The UNHCR report makes projections for 2015 based on data from January to June. By June, there were 20.2 million refugees around the world, the highest number since 1992. The number of people requesting asylum was up 78% from January to June 2014 to 993,600 people. The number of internally displaced people jumped by around 2 million to an estimated 34 million.
“2015 is on track to see worldwide forced displacement exceeding 60 million for the first time – 1 in every 122 humans is someone who has been forced to flee their home,” UNHCR said. In 2014, the number had been 59.5 million. “Forced displacement is now profoundly affecting our times. It touches the lives of millions of our fellow human beings – both those forced to flee and those who provide them with shelter and protection” said High Commissioner for Refugees António Guterres.
In the first half of 2015, 839,000 people were forced not only to leave their homes, but also their countries of residence. According to the report, Syria remained the leading “generator” of refugees and internally displaced people. By mid-year, 4.2 million were internally displaced in Syria, and the number of Syrian refugees soared by 300,000.
Turkey had welcomed the most Syrians by the end of June, at 1.8 million, and is close to reaching 2.2 million in December. Lebanon received 1.2 million Syrians and Jordan accommodated 628,800, followed by Iraq with 251,300 and Egypt with 131,900. Lebanon welcomed 208 refugees per 1,000 inhabitants.
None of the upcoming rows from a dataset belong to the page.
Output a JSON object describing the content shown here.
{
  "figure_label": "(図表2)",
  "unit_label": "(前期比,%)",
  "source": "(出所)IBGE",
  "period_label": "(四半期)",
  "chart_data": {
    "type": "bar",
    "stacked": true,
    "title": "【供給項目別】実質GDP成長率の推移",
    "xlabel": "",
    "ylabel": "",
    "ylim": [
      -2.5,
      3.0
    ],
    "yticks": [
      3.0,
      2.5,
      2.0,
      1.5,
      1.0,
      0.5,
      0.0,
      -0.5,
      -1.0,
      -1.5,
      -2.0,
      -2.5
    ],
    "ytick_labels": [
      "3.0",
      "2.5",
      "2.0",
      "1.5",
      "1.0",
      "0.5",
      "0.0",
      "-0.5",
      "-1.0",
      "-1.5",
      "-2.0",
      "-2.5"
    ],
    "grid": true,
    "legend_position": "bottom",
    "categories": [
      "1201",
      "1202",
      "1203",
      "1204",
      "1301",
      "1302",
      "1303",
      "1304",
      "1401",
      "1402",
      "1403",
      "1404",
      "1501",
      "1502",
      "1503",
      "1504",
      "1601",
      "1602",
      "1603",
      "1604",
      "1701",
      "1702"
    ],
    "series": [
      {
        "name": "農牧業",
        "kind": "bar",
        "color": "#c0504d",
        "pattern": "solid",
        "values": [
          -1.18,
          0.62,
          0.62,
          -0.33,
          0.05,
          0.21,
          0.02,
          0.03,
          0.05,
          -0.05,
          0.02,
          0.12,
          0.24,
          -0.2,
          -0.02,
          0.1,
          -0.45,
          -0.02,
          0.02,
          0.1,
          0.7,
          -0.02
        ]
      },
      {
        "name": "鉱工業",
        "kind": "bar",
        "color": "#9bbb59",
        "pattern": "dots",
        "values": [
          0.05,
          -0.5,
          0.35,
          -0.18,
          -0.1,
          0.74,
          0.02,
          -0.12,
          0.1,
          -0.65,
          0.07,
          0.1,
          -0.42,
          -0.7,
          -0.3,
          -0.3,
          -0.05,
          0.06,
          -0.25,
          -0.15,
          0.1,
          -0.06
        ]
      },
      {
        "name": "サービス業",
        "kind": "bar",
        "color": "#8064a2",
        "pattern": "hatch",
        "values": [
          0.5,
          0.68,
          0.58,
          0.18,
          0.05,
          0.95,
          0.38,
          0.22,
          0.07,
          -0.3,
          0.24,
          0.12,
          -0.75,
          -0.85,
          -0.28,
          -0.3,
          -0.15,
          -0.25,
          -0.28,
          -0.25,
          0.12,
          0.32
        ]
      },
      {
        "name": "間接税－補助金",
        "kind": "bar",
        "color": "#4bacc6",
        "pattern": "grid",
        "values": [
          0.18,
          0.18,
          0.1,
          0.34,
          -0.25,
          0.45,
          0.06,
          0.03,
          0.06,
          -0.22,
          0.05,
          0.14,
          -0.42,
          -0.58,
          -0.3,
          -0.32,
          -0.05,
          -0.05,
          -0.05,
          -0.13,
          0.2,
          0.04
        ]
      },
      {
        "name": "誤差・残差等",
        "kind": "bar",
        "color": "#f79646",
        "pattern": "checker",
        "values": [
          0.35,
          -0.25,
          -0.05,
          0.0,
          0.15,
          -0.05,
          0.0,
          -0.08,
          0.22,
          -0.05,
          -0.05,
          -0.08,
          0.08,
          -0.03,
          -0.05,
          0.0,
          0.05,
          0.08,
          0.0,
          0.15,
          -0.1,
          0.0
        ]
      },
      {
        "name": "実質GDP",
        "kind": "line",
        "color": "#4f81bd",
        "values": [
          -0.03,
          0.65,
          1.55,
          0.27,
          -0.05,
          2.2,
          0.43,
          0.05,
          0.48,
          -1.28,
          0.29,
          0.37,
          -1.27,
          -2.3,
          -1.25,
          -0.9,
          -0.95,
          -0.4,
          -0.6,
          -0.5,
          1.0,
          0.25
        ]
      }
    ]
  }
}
The Syrian conflict was not the sole driver of this high displacement rate. The UNHCR mentions wars in South Sudan, the Democratic Republic of the Congo, Afghanistan, Burundi, Mali, Ukraine and Somalia as also contributing to the increased flows of refugees, displaced people and asylum applicants.
The document notes that it only partly reflects Europe’s influx of people, since arrivals there have escalated in the second half of 2015 and outside the period covered by the report. Nonetheless, in the first six months of 2015 Germany was the world’s biggest recipient of new asylum claims – 159,000, close to the entire total for all of 2014. The second largest recipient was the Russian Federation with 100,000 claims, mainly people fleeing the conflict in Ukraine.